The Middle East, at a crossroads between Europe, Africa, and Asia, is playing an increasingly global role on the financial scene.
Today, the United Arab Emirates (UAE) serves as a financial hub in the region, with commerce, banks, and fintech operating out of Abu Dhabi and Dubai. UAE fintech is also leading in the region, with a market value of $ 2.5 billion in 2022, according to figures from the UAE Ministry of Economy. The UAE is also a major player in the remittance market with about 90 percent of the country’s total population foreign workers or expats.
Amid this boom, the UAE financial community was hit with a blow in February 2022, when the country was placed on the “grey list” of the Financial Action Task Force (FATF), the global anti-money laundering watchdog, for countries in need of “increased monitoring” of their AML/CFT regime. The deterioration to the grey list highlights the vulnerability of the UAE as a corridor for illicit transactions and sanctions evasions, notably with several other neighbors on the grey list (Jordan, Turkey, Syria, Yemen) and even blacklisted (like Iran). These issues are undoubtedly a concern for other neighbors as well such as Saudi Arabia and Bahrain.
On the bright side, countries on the list actively work with the FATF to address strategic deficiencies in their system to fight money laundering, terrorist financing, and other financial crimes.
Indeed, the UAE has made a high-level commitment to work with the FATF to strengthen the effectiveness of its AML/CFT system and resolve the identified strategic deficiencies within agreed timeframes under tighter supervision. The FAFT is expecting an improvement in areas such as the number and quality of STRs; greater use of financial intelligence to pursue high-risk ML threats; and proactively identifying and combating sanctions evasion, including by demonstrating a better understanding of sanctions evasion.
As part of this effort, the UAE is also proposing to establish a national committee to allow sharing of strategic information and intelligence between the public and private sectors on suspected money laundering and terrorist financing activities, as well as develop best practices to fight financial crime.
On a recent visit to the region, I met with new customers and prospects to discuss how to use AI technology as a tool to help solve their AML challenges and better position them to transform into significant players in the regional and global financial market and growing fintech ecosystem.
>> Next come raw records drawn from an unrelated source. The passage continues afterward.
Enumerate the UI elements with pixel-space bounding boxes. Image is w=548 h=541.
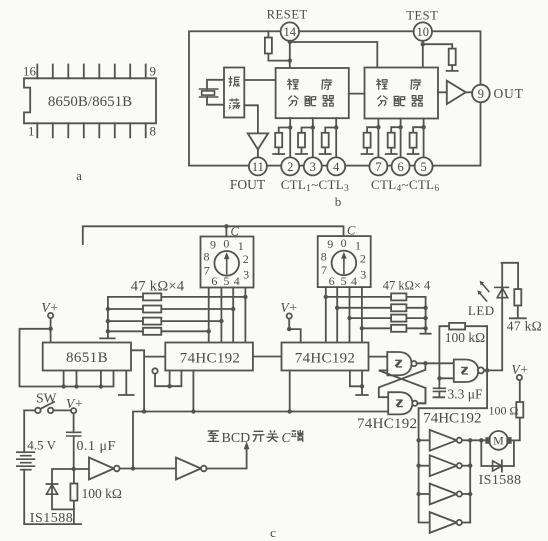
wire: TEST pin 10 net <box>423 40 458 71</box>
capacitor 3.3uF <box>434 378 445 397</box>
svg-text:6: 6 <box>397 160 403 174</box>
svg-text:LED: LED <box>468 303 495 318</box>
chip 74HC192 no.2 <box>282 343 369 371</box>
wire: inverter output bus <box>469 440 471 522</box>
pin 7 <box>369 157 387 175</box>
svg-text:9: 9 <box>478 87 484 101</box>
wires: S1 pins down to 74HC192 <box>209 288 246 343</box>
pin 5 <box>415 157 433 175</box>
battery 4.5V <box>23 410 25 524</box>
wire: C bus across top of part c <box>83 226 344 244</box>
svg-text:3.3 μF: 3.3 μF <box>448 387 483 402</box>
svg-text:V+: V+ <box>280 300 297 315</box>
svg-text:74HC192: 74HC192 <box>357 416 417 432</box>
wire: main control bus <box>133 412 388 469</box>
program distributor 2 <box>365 68 439 119</box>
resistor at RESET <box>265 38 272 54</box>
output buffer <box>447 81 466 104</box>
wire: V+ into 8651B and left rail to bottom bus <box>20 318 114 386</box>
block diagram outer boundary (part b) <box>189 31 481 165</box>
diode IS1588 (left) <box>47 469 74 509</box>
inverter U4C <box>419 493 430 495</box>
svg-text:C: C <box>231 224 240 238</box>
wire: U3C output node <box>419 298 503 409</box>
wire: crystal to oscillator <box>207 80 224 105</box>
chip 74HC192 no.1 <box>165 343 253 371</box>
pin 10 <box>414 22 432 40</box>
pin 3 <box>304 157 322 175</box>
pin 11 <box>249 157 267 175</box>
wire: distributor2 to output buffer <box>438 91 447 93</box>
pull resistor <box>388 133 395 148</box>
svg-text:10: 10 <box>417 25 430 39</box>
svg-text:IS1588: IS1588 <box>479 473 522 488</box>
resistor 100k (left) <box>73 469 75 524</box>
pull resistor <box>275 133 282 148</box>
wire/arrow: to BCD switch C <box>207 449 247 469</box>
svg-text:RESET: RESET <box>267 8 308 22</box>
svg-text:V+: V+ <box>66 396 83 411</box>
svg-text:14: 14 <box>284 25 297 39</box>
BCD switch S2 <box>318 236 371 288</box>
NAND U3B <box>388 392 412 414</box>
LED emission arrows <box>479 283 489 301</box>
svg-text:47 kΩ: 47 kΩ <box>507 319 542 334</box>
pull resistor <box>322 133 329 148</box>
svg-text:C: C <box>282 430 292 445</box>
resistor at TEST <box>449 49 456 66</box>
node: RESET junctions <box>288 40 292 44</box>
resistor 100k feedback <box>439 326 487 378</box>
inverter U2B <box>176 458 201 480</box>
wire: to motor <box>470 439 486 441</box>
wire: motor to 100 ohm to V+ <box>511 380 520 440</box>
svg-text:9: 9 <box>150 64 157 79</box>
svg-text:8: 8 <box>150 124 157 139</box>
wire: buffer to pin 9 <box>466 91 473 93</box>
chip1 bottom pins + borrow terminal <box>155 371 193 412</box>
svg-text:IS1588: IS1588 <box>30 511 73 526</box>
resistor 47k (right) <box>510 306 526 319</box>
svg-text:2: 2 <box>287 160 293 174</box>
wires: S2 pins down to 74HC192 <box>326 287 362 342</box>
V+ terminal (chip2) <box>289 319 301 343</box>
wire: cross couple U3B out to U3A in <box>379 370 426 403</box>
wire: CTL pin at x=401 <box>386 119 401 159</box>
wire: RESET pin 14 to distributor blocks <box>268 31 377 68</box>
wire: chip1 to chip2 <box>253 356 282 358</box>
wire: oscillator to distributor 1 <box>244 79 275 81</box>
svg-text:a: a <box>76 168 82 183</box>
inverter U4D <box>430 512 457 533</box>
wire: CTL pin at x=290 <box>273 118 290 158</box>
switch SW <box>24 402 71 411</box>
ground stub under 8651B <box>119 371 134 396</box>
svg-text:3: 3 <box>310 160 316 174</box>
inverter U4A <box>419 439 430 441</box>
svg-text:16: 16 <box>23 64 37 79</box>
svg-text:74HC192: 74HC192 <box>295 351 355 367</box>
svg-text:0.1 μF: 0.1 μF <box>77 439 116 454</box>
diode IS1588 (flyback) <box>481 440 514 471</box>
motor M <box>489 431 508 450</box>
svg-text:8651B: 8651B <box>66 350 108 366</box>
svg-text:47 kΩ× 4: 47 kΩ× 4 <box>383 279 431 293</box>
wire: oscillator to FOUT buffer <box>244 105 258 133</box>
wire: U2A out to U2B <box>120 468 176 470</box>
svg-text:7: 7 <box>375 160 381 174</box>
svg-text:b: b <box>335 194 342 209</box>
wire: battery negative to resistor bottom <box>24 523 81 525</box>
crystal X1 <box>200 89 218 97</box>
svg-text:CTL4~CTL6: CTL4~CTL6 <box>371 177 439 194</box>
pull resistor <box>364 133 371 148</box>
wire: U3A out to U3C <box>417 362 454 364</box>
svg-text:8650B/8651B: 8650B/8651B <box>48 94 132 110</box>
svg-text:100 kΩ: 100 kΩ <box>445 330 485 345</box>
svg-text:11: 11 <box>252 160 264 174</box>
V+ terminal (SW) <box>71 408 76 413</box>
wire: CTL pin at x=378 <box>362 119 379 159</box>
program distributor 1 <box>276 68 349 118</box>
svg-text:100 Ω: 100 Ω <box>489 404 519 418</box>
wire: cross couple U3A out to U3B in <box>379 363 426 397</box>
svg-text:1: 1 <box>28 124 35 139</box>
svg-text:c: c <box>270 525 276 540</box>
wire: CTL pin at x=336 <box>320 118 337 158</box>
BCD switch S1 <box>201 237 254 289</box>
IC pins 1-16 <box>37 65 145 138</box>
IC package 8650B/8651B (part a) <box>23 64 156 184</box>
wire: 8651B to 74HC192 no.1 (step) + drop to bus <box>131 350 165 411</box>
resistor bank 47k x4 (right) <box>326 297 431 334</box>
inverter U2A <box>74 468 89 470</box>
chip 8651B <box>43 343 131 371</box>
buffer to FOUT pin 11 <box>248 133 268 149</box>
svg-text:OUT: OUT <box>494 86 524 101</box>
svg-text:C: C <box>347 224 356 238</box>
node: TEST junction <box>421 42 425 46</box>
svg-text:100 kΩ: 100 kΩ <box>82 486 122 501</box>
wire: inverter input bus <box>419 408 430 522</box>
V+ terminal (8651B) <box>48 313 53 318</box>
NAND U3C <box>439 377 453 379</box>
oscillator block <box>224 68 244 118</box>
svg-text:V+: V+ <box>41 300 58 315</box>
pin 4 <box>327 157 345 175</box>
wire: distributor1 to distributor2 <box>349 93 365 95</box>
wire: CTL pin at x=424 <box>408 119 424 159</box>
capacitor 0.1uF <box>73 413 75 469</box>
svg-text:74HC192: 74HC192 <box>423 411 481 427</box>
svg-text:5: 5 <box>420 160 426 174</box>
svg-text:BCD: BCD <box>222 431 251 446</box>
svg-text:4.5 V: 4.5 V <box>27 437 56 452</box>
svg-text:V+: V+ <box>511 362 528 377</box>
NAND U3A <box>369 356 388 358</box>
svg-text:FOUT: FOUT <box>230 177 266 192</box>
inverter U4B <box>419 465 430 467</box>
wire: U3B out up to cross <box>418 388 426 403</box>
wire: CTL pin at x=313 <box>296 118 313 158</box>
pin 6 <box>392 157 410 175</box>
V+ terminal (motor) <box>517 375 522 380</box>
pull resistor <box>298 133 305 148</box>
svg-text:74HC192: 74HC192 <box>180 351 240 367</box>
svg-text:TEST: TEST <box>406 9 438 23</box>
chip2 bottom pins + ground <box>290 371 368 412</box>
svg-text:47 kΩ×4: 47 kΩ×4 <box>131 279 185 295</box>
svg-text:CTL1~CTL3: CTL1~CTL3 <box>281 177 349 194</box>
LED + top bracket <box>502 263 518 298</box>
pull resistor <box>410 133 417 148</box>
pin 14 <box>281 22 299 40</box>
svg-text:M: M <box>493 434 504 448</box>
pin 9 <box>472 85 490 103</box>
label: zhi BCD kai guan C duan <box>207 430 303 446</box>
resistor bank 47k x4 (left) <box>100 297 245 339</box>
svg-text:SW: SW <box>36 391 57 406</box>
pin 2 <box>281 157 299 175</box>
svg-text:4: 4 <box>333 160 340 174</box>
Here are my impressions on how Middle East and North Africa FIs can benefit from adopting AI:
Middle East banks and fintech are looking to grow business and boost connectivity to the global financial system. As noted, they are faced with unique challenges due to their relative proximity to risky areas, exposing them to manipulation by sanctioned entities and terrorist groups using front non-listed entities.
By adopting AI-based solutions they are going to be better positioned to deliver effective and efficient AML programs. Using AI, true criminal financial activity can be detected in a timely manner, enabling compliance and FIUs to take quick action.
Therefore, by adopting AI, banks and fintech can instill trust into their operations, enabling them to onboard new customers that would be considered risky, and form relationships with financial institutions that would otherwise reject them. In this way, these FIs can accelerate growth and revenues, and expand the business into new areas and with new partners.
Open doors to growth
Once establishing trust by adopting a sophisticated AI approach to AML, the doors open to growth and new revenue streams. Fintechs and banks alike can expand their business into new areas and with new partners.
Financial services and jurisdictions considered as higher risk can be added to operations. With unsupervised and semi-supervised AI, unknown and emerging threats can be detected in a timely manner, giving fintech and banks the confidence to grow.
Today, the FATF is not just recommending, but prescribing the use of advanced technology to implement a risk-based approach that can improve AML/CFT efforts. Specifically, according to the FATF, artificial intelligence-based tools can analyze data accurately and help better identify emerging risks. Moreover, according to the FATF, technology has the potential to make efforts to combat money laundering and terrorist financing (AML/CFT) faster, cheaper, and more efficiently.
The use of AI-based, machine learning is therefore a smart way to handle AML today that can make a positive impact on AML programs, by strengthening the effectiveness and making high-risk ML threats a priority – this per the action plan to get off the grey list.
Improve risk coverage.
Using AI-based detection can detect new financial crime typologies and unknowns in their earliest stages. With new forms of cyber-automated financial crime surfacing constantly, having the most advanced AI-based technology will enable Middle East FIs and Fintechs to stay a step ahead and develop their platforms with confidence.
AI-powered technology for AML, especially “unsupervised” machine learning, learns the financial behavior of each customer, builds “normal” profiles, and detects unusual cases. In this way, hidden risks and “unknown unknown” typologies can be uncovered within the data. As a result, AI helps increase risk coverage and significantly reduces exposure to de-risking and fines.
In summary, as the Middle East becomes a key to the global economy- countries, economies and specifically-the financial sector is an important infrastructure, growth is dependent on trust between the regional players, the global banks, and regulators.